I could feel my temper on the rise again.
"I don't want any money from you. Don't be absurd. Why don't you give me some straight answers for a change?"
She blinked at me, the china blue eyes glazing over like ice on a pond. "About what?"
"Elaine's neighbor claims you were up here at Christmas and the two of you had a big fight. You told me you hadn't seen her for years. Now which is it?"
She stalled, reaching for another cigarette so she'd have time to frame a reply.
I headed her off. "Come on, Beverly. Just tell me the truth. Were you up here or not?"
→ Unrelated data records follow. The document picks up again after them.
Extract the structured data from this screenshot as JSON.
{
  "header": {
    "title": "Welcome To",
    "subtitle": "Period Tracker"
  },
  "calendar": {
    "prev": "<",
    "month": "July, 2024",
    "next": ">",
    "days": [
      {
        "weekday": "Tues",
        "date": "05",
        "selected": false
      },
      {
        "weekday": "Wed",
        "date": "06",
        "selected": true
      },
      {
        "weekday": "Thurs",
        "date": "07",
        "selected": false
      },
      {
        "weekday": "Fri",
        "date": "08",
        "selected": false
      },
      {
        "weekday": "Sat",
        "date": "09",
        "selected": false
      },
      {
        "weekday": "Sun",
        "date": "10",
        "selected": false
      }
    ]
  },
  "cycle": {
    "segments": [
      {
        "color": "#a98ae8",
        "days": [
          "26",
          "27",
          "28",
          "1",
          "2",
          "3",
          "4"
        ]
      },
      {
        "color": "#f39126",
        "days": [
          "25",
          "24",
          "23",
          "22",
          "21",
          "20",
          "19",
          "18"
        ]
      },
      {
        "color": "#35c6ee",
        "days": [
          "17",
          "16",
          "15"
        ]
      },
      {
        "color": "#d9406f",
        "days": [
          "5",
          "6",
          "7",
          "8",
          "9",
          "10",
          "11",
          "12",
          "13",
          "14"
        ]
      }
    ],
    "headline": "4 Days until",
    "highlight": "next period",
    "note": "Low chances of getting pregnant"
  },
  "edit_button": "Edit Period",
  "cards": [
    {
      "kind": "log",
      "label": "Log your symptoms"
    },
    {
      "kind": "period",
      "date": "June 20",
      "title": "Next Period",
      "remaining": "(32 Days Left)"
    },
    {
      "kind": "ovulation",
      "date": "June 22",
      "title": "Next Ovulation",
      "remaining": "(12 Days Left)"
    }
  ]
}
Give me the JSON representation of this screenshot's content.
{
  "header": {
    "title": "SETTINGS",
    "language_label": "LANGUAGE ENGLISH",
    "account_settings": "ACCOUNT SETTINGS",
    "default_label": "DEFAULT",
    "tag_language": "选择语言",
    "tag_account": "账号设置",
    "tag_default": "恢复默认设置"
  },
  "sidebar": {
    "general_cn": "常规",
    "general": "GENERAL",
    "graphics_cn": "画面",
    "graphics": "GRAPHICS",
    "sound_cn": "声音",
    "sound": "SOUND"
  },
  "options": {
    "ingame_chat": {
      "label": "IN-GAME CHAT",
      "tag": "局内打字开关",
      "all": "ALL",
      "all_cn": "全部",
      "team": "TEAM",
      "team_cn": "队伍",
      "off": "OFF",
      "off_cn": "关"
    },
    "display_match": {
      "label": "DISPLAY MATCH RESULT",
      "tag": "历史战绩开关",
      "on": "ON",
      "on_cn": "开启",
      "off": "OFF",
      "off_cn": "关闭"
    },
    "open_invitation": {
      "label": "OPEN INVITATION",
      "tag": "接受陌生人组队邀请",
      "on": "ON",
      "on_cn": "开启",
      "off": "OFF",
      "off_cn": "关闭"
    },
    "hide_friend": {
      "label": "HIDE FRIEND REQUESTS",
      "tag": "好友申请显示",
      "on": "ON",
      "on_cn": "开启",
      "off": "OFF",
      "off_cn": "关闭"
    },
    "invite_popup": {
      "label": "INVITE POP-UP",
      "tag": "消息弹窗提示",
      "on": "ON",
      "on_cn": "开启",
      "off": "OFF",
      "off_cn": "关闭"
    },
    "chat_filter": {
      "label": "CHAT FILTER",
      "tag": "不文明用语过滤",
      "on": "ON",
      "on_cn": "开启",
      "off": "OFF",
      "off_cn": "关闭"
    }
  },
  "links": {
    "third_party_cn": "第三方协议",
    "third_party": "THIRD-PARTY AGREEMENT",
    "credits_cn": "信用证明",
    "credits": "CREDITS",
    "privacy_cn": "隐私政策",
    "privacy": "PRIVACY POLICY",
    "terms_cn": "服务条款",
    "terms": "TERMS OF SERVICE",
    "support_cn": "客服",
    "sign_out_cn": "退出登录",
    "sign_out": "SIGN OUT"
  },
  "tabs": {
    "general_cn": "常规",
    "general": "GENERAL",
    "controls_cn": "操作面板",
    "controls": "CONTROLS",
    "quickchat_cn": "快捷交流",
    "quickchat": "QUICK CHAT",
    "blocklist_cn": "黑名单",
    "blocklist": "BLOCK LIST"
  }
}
She took out a packet of matches and removed a match, scratching it repeatedly across the packet without effect
. She tossed that one, a dud apparently, into the ashtray and took out a second match. This time, she managed to light her cigarette. "I did come up," she said carefully. She tapped the lighted cigarette on the lip of the ashtray as though to remove an ash when there was none yet.
I was going to scream if she did any more shit with that cigarette. "Did you quarrel with her or didn't you?"
She switched to her officious tone, mouth going all prim. "Kinsey, I had just found out about the affair. Of course we quarreled. That's exactly what Aubrey had in mind, I'm sure. What would you have done?"
"What difference does it make? I'm not married to him so who gives a damn what I'd have done! I want to know why you lied to me."
She stared at the desk, her face taking on a stubborn look.
I tried another tack. "Why'd you call me off? Why wouldn't you let me contact the police?"
She smoked for a moment and I thought at first she didn't intend to answer that question either. "I was worried he'd done something."
I stared a her.
She caught my look and leaned forward earnestly.
"He's crazy. He is a truly crazy man and I was worried that he'd... I don't know... I suppose I was worried he'd killed her."
"All the more reason to call the police. Isn't it?"
"You don't understand. I couldn't turn the police loose on this. That's why I hired you in the first place. When this whole business came up about the will, I didn't think anything of it. It was such a minor matter. I just assumed she'd signed the paper and sent it to the attorney. And then when I realized no one had heard from her, it occurred to me that something might be wrong. I don't even know what I thought it was."